A little more broadly:

Since the 1990s, social psychologists have developed several unobtrusive or indirect measures of attitudes, the most famous of which is the Implicit Association Test. Psychologists, and following them philosophers and policy makers, often take these measures to tap into a new kind of attitudes, distinct from the attitudes that older direct measures assess: implicit attitudes. Implicit attitudes have been blamed for many of the enduring social ills, and they justify costly training programs in the corporate world, universities, and police departments.

In recent years, however, there have been increasing concerns about the quality of indirect measurements.

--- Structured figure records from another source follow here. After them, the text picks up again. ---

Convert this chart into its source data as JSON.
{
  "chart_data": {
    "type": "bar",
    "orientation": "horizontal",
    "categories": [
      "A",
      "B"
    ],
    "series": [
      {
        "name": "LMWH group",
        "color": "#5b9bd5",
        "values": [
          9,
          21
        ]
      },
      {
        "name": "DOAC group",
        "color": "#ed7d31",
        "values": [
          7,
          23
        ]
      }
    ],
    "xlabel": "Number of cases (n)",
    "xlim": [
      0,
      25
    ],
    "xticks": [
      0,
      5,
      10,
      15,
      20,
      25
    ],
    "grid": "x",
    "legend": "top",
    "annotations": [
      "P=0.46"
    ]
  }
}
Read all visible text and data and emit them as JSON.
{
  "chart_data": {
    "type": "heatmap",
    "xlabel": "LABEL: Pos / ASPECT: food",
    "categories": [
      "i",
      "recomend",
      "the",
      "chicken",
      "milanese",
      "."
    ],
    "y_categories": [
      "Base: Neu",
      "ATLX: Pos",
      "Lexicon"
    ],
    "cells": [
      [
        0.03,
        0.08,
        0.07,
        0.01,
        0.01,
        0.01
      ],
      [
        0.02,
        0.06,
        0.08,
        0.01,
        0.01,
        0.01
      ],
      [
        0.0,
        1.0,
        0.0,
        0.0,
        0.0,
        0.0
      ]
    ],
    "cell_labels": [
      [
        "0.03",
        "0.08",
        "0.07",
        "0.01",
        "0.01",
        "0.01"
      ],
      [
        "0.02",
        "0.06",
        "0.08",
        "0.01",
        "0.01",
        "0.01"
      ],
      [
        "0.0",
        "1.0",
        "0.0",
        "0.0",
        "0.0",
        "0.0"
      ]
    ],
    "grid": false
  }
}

This article reviews the most important issues related to that question:

There is little evidence that direct and indirect measures measure distinct things.

Indirect measures are unreliable: Your score today does not predict well your score tomorrow.

Indirect measures predict behavior poorly.

There is no causal evidence that whatever it is indirect measures tap into affects behavior.

These issues have been around for now decades, but they have barely been addressed despite their basic nature. But then why do so many believe in implicit attitudes at all, as a sui generis kind of attitudes?

One more zombie ideological indulgence.  All the evidence points away from Implicit Attitude Tests as being in any way meaningful but policy makers keep relying on them to shape their policies.